I’m left to wonder and to ask professed Christians posthumously elevating Charlie Kirk as some hero of their faith:
Is this what you think followers of Jesus do?
Is this what Christianity is to you?
How can you call any of this Christlike?

As someone MAGA Christians see as a Godless, sinful heathen, I’m sure they will choose not to thoughtfully consider what I’ve shared, but that won’t change what is.

Kirk has left a hateful, dehumanizing legacy of words that Conservative Christians are either choosing to ignore in their zeal to canonize him, or they simply share his racist, phobic, misogynist, Islamophobic, antisemitic, supremacist sentiments, and in Trump’s garish, Jesus-less remodeling of the Christian faith in America, now imagine them righteous.

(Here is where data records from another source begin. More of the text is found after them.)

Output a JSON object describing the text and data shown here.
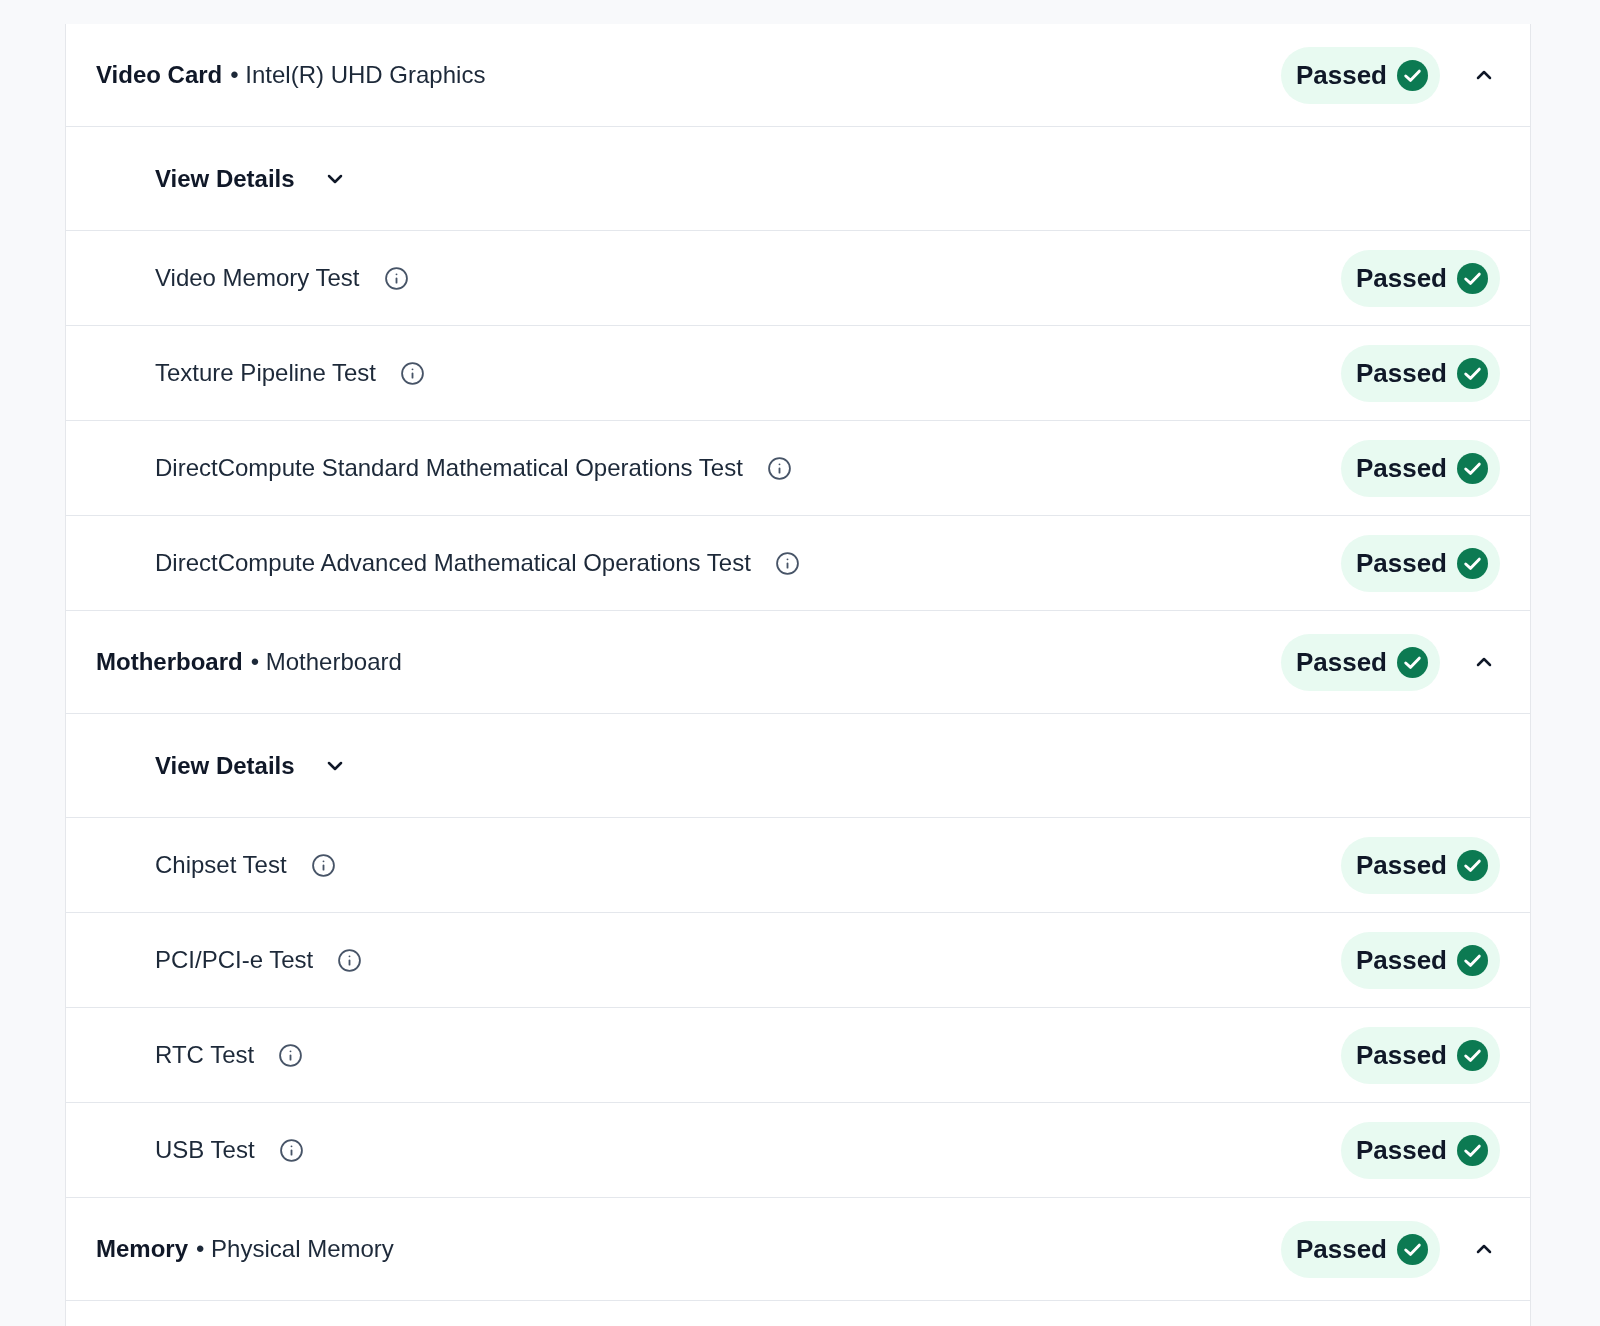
{
  "sections": [
    {
      "title": "Video Card",
      "subtitle": "• Intel(R) UHD Graphics",
      "status": "Passed",
      "expanded": true,
      "details_label": "View Details",
      "details_expanded": false,
      "tests": [
        {
          "name": "Video Memory Test",
          "status": "Passed"
        },
        {
          "name": "Texture Pipeline Test",
          "status": "Passed"
        },
        {
          "name": "DirectCompute Standard Mathematical Operations Test",
          "status": "Passed"
        },
        {
          "name": "DirectCompute Advanced Mathematical Operations Test",
          "status": "Passed"
        }
      ]
    },
    {
      "title": "Motherboard",
      "subtitle": "• Motherboard",
      "status": "Passed",
      "expanded": true,
      "details_label": "View Details",
      "details_expanded": false,
      "tests": [
        {
          "name": "Chipset Test",
          "status": "Passed"
        },
        {
          "name": "PCI/PCI-e Test",
          "status": "Passed"
        },
        {
          "name": "RTC Test",
          "status": "Passed"
        },
        {
          "name": "USB Test",
          "status": "Passed"
        }
      ]
    },
    {
      "title": "Memory",
      "subtitle": "• Physical Memory",
      "status": "Passed",
      "expanded": true
    }
  ]
}
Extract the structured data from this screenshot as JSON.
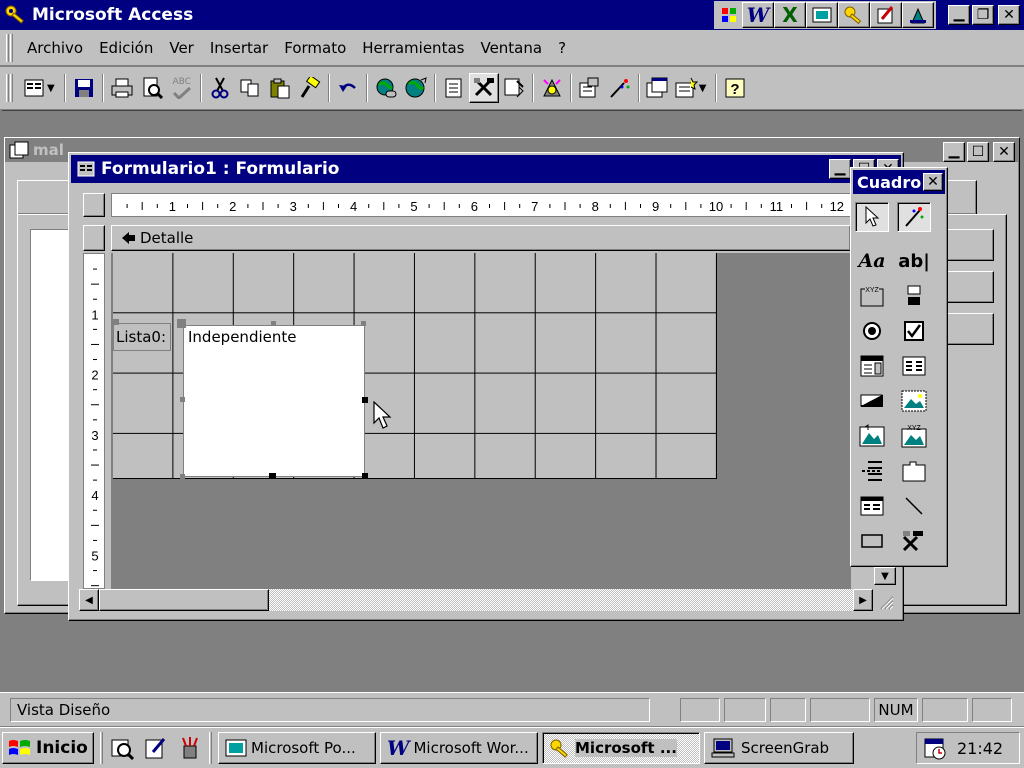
{
  "app": {
    "title": "Microsoft Access"
  },
  "menu": {
    "items": [
      "Archivo",
      "Edición",
      "Ver",
      "Insertar",
      "Formato",
      "Herramientas",
      "Ventana",
      "?"
    ]
  },
  "db_window": {
    "title": "mal"
  },
  "form_window": {
    "title": "Formulario1 : Formulario",
    "section": "Detalle",
    "ruler_numbers": [
      "1",
      "2",
      "3",
      "4",
      "5",
      "6",
      "7",
      "8",
      "9",
      "10",
      "11",
      "12"
    ],
    "vruler_numbers": [
      "1",
      "2",
      "3",
      "4",
      "5"
    ],
    "list_label": "Lista0:",
    "list_value": "Independiente"
  },
  "toolbox": {
    "title": "Cuadro"
  },
  "status": {
    "text": "Vista Diseño",
    "num": "NUM"
  },
  "taskbar": {
    "start": "Inicio",
    "tasks": [
      "Microsoft Po...",
      "Microsoft Wor...",
      "Microsoft ...",
      "ScreenGrab"
    ],
    "clock": "21:42"
  },
  "colors": {
    "titlebar": "#000080",
    "face": "#c0c0c0",
    "desktop": "#808080",
    "grid_bg": "#c0c0c0"
  }
}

Evangelicals in America have so lost the plot of their faith’s namesake that they can overlook decades of blatant, unreprentant attacks on the most vulnerable members of our community (the very people Jesus showed great care for while he was here) in their quest to fuel the rage their movement requires.

Their tribal, cultic religion is so fueled by the narrative of a national holy war with ever-encroaching enemies and adversaries that it must have martyrs to rally around to justify their continual attacks on people who pose them no threat.

Charlie Kirk’s murder is a despicable, vile, fully condemnable act, but that doesn’t erase the incalculable harm he has done to people of color, to women, to immigrants, to queer people, as well as to the minds of young Conservative white men.

And no Jesus-washing, reality-covering revisionist history from MAGA Christians and Republican politicians will cover the reality that the compassionate, kind, neighbor-loving, diversity-embracing, foreigner-welcoming teachings of Jesus are fully antithetical to the caustic, divisive, dehumanizing empire Kirk built.

Jesus’ central command was to love. How exactly did Kirk love immigrants and people of color and women and Trans teens and Muslims and Democrats and atheists? Precisely what of his work and words made them feel more seen, heard, respected, valued?

Charlie Kirk was a human being, a husband, a father, a leader to a movement, an adept communicator, and his murder was an act of unconscionable barbarism.

But Conservative Christians need to stop pretending he was doing God’s work here, because Kirk’s actual words and the actual words of Jesus are compelling testimony that he wasn’t.